St. Mary's Simhasana Church (Vadayaparambu simhasana Palli), Vadayaparambu is one of Kerala's prominent Syriac Orthodox churches. The church was established in 1975 by Dr. Geevarghese Mor Gregorios (Perumpally Thirumeni). The church is headed by the "Patriarch of Antioch" and functions under the spiritual supremacy of the Syriac Orthodox Patriarchate of Antioch and all the East and the Regional church headquarters is at Puthencuriz, Kochi.

== History==
Dispute over the power of the Mar Bahanan Syrian Orthodox Church, Vadayaparambu between the Indian Orthodox Church and Malankara Jacobite Syriac Orthodox Church lead to the establishment of this church and some fraction of the members came and created this one.

== Important festivals ==
Mathavinte Perunnal on 15 August is the main celebration in the church.
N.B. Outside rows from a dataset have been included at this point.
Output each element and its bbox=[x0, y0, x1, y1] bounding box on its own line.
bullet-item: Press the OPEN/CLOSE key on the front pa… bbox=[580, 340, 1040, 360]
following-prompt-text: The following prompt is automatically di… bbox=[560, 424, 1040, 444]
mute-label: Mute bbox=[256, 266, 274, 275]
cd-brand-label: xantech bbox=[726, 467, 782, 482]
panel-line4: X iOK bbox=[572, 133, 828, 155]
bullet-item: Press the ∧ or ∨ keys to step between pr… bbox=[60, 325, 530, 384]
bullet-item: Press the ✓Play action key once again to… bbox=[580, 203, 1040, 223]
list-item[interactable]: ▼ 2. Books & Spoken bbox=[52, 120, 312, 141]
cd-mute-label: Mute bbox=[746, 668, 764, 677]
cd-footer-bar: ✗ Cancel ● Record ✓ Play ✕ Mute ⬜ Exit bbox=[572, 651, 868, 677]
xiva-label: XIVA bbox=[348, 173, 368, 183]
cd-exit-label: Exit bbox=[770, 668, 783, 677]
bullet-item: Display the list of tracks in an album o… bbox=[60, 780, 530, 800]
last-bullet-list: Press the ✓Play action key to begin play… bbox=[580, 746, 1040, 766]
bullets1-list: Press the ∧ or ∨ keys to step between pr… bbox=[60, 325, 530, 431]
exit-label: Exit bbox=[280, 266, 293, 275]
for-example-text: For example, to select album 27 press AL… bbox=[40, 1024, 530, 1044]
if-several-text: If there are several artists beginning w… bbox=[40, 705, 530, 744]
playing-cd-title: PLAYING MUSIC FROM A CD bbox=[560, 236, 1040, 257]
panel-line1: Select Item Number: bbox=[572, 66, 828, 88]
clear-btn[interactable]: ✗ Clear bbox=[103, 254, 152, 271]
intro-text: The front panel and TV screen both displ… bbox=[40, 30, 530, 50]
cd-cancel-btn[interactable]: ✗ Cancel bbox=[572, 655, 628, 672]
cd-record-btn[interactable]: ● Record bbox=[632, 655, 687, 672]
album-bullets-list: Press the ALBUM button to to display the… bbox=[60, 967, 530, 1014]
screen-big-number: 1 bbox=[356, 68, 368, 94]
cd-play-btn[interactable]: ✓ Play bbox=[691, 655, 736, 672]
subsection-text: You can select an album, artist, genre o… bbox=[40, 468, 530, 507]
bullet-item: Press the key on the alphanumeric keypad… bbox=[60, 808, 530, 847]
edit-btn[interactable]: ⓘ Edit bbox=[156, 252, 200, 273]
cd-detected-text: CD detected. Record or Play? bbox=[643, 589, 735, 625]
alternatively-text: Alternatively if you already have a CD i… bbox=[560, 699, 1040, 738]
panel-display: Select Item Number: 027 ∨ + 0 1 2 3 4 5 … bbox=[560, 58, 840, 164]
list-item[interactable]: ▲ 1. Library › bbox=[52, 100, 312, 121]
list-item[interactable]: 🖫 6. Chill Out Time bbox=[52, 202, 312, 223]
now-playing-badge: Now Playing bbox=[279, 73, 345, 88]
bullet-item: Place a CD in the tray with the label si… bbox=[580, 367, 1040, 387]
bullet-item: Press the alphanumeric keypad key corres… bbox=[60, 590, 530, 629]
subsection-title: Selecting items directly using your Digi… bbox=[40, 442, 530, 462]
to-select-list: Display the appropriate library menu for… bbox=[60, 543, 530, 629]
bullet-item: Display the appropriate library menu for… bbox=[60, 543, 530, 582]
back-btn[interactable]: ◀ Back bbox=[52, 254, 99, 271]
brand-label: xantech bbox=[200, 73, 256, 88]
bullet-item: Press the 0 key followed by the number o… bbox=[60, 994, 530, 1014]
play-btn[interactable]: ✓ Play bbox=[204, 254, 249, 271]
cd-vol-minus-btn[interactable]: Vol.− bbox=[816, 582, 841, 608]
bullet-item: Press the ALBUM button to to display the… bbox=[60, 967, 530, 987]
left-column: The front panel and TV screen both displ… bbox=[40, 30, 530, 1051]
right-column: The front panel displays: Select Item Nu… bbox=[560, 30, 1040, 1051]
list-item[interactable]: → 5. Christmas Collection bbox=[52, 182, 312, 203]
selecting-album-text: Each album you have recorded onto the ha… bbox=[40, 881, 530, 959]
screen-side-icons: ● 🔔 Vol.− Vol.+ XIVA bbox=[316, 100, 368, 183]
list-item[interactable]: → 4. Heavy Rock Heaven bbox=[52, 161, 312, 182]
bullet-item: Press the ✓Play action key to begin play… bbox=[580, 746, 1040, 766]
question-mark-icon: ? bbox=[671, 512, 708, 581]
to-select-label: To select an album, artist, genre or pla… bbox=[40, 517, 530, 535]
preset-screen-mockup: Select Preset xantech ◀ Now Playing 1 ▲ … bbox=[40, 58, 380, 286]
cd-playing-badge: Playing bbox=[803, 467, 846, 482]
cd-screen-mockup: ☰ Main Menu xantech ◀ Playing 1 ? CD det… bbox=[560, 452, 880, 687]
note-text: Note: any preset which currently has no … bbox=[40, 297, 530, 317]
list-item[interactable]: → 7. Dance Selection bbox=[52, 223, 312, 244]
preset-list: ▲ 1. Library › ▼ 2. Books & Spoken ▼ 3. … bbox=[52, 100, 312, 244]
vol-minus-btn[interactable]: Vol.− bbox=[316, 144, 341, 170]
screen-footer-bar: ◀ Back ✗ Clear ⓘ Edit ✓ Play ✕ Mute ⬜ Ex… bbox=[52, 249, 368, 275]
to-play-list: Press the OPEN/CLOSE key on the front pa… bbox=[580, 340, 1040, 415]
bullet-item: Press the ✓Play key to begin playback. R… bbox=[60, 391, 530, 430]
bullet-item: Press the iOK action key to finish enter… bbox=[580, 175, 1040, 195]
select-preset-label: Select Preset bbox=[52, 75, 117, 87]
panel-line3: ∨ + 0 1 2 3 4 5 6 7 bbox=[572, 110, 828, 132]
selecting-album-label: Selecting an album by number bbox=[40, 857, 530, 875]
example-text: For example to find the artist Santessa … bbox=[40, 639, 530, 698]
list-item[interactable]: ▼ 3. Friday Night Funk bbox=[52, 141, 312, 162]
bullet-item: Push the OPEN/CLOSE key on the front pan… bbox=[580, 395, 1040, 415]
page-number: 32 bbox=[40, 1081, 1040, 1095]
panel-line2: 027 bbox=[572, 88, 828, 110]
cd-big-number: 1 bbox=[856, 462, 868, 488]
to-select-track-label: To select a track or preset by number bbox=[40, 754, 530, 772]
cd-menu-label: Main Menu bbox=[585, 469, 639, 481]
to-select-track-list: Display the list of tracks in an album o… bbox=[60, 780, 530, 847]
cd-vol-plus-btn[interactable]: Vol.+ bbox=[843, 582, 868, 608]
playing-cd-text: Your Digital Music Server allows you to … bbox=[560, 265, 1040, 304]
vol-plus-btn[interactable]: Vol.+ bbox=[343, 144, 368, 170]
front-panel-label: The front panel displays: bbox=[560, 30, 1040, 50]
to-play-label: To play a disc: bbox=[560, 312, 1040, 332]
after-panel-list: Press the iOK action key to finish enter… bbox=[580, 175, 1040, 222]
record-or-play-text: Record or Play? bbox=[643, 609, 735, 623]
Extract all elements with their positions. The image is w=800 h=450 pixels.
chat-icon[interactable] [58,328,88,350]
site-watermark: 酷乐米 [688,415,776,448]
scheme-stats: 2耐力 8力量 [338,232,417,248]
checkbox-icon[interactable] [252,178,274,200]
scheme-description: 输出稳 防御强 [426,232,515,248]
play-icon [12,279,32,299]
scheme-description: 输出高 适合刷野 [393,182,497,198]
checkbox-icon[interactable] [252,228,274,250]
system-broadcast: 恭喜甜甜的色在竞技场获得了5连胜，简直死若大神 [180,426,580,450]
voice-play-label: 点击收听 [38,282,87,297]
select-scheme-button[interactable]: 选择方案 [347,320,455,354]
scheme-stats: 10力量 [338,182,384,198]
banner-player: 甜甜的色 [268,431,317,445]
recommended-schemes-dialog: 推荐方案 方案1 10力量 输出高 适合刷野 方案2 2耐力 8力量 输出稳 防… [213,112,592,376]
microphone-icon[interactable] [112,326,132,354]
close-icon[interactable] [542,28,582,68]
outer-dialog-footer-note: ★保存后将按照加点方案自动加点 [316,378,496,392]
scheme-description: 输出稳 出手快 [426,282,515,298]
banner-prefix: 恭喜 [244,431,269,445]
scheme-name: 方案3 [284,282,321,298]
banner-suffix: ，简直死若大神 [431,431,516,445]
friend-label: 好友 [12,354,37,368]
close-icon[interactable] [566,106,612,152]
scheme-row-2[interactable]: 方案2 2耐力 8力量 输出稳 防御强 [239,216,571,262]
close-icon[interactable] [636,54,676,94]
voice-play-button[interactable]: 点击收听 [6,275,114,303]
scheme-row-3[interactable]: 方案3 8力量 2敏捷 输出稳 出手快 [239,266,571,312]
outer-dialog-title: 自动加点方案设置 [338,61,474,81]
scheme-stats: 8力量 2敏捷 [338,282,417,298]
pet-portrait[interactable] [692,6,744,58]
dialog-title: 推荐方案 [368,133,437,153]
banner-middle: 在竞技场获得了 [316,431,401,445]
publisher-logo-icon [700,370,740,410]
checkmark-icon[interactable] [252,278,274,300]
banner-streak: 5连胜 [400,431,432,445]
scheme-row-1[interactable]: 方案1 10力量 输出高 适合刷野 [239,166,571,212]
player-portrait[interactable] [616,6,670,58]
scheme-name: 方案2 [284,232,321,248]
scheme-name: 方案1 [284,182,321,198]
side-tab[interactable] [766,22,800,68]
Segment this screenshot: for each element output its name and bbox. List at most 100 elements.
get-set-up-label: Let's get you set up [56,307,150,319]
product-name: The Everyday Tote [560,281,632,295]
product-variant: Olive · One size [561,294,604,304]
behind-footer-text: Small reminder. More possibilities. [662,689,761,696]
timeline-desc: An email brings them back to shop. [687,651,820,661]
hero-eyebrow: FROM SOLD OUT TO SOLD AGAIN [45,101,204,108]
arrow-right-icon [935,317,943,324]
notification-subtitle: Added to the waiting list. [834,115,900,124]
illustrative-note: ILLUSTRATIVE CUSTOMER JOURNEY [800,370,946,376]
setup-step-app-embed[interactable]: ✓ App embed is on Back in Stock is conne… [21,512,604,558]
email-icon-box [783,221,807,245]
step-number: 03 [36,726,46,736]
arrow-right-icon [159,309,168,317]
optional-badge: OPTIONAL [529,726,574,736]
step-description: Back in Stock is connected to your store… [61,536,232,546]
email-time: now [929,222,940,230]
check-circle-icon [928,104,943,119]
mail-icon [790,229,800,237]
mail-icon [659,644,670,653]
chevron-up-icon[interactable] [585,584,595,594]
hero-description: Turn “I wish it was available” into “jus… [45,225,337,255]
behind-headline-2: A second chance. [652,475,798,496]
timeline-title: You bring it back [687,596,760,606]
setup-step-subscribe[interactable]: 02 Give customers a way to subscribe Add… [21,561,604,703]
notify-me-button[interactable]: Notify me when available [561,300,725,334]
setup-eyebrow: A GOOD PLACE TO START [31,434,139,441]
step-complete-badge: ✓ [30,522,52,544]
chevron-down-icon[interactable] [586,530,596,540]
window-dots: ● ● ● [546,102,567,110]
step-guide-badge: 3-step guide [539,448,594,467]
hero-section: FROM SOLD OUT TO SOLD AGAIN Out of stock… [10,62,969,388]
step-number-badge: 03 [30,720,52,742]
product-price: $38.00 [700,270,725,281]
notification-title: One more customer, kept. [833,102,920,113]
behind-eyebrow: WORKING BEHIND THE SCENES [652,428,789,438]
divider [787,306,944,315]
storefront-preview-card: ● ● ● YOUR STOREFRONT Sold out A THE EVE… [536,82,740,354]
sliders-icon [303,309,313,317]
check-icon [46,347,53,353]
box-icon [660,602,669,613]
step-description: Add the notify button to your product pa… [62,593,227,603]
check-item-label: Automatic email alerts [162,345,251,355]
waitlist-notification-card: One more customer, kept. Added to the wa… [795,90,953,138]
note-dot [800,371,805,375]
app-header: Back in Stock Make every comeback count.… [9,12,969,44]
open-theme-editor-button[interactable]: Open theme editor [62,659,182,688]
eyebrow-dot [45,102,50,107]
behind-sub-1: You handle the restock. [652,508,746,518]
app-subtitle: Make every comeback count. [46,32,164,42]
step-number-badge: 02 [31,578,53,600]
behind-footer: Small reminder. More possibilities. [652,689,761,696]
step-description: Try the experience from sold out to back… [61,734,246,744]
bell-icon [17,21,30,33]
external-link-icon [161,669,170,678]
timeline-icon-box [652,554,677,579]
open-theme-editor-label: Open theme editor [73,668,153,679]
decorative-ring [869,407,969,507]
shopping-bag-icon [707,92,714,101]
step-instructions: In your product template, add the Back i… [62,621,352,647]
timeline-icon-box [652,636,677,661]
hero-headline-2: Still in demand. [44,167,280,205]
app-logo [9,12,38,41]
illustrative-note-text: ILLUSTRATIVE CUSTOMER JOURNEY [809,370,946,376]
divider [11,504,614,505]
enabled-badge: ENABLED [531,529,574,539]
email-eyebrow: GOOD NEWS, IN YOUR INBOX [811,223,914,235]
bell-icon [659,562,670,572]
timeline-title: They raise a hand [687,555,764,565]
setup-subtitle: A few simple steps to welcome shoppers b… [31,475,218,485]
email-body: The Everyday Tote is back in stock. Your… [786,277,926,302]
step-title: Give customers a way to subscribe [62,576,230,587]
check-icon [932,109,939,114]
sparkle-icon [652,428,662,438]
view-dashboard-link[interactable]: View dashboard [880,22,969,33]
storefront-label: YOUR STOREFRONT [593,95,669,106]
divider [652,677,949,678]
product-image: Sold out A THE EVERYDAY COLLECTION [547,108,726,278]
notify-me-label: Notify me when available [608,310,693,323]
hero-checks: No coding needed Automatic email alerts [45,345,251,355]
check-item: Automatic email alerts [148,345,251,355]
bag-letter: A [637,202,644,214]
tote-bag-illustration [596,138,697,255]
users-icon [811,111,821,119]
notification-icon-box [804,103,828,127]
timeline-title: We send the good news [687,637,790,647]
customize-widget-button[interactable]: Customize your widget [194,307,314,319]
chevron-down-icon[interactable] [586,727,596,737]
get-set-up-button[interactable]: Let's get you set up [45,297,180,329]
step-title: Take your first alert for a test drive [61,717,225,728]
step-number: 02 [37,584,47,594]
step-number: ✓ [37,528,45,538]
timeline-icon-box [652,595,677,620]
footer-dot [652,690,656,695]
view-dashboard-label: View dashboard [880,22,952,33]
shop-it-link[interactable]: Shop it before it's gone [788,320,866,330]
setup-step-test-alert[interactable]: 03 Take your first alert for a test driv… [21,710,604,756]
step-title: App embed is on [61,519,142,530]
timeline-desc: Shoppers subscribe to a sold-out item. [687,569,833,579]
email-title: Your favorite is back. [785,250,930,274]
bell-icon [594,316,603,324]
The best attraction of the festival is the procession. The Festival of "St.George" on May 1 every year is another important festival of this church. Denaha (Annual celebration of the holy Baptism of Christ) on 6 January is the other main celebration in the church."Soonoro" of "Holy Virgin Mary","Thirusheshippu" of H.H Moran Mor Ignathious Elias III (Patriarch of Antioch and all the East (Omallur Bava) and "Bahanan Sahada was installed at this church".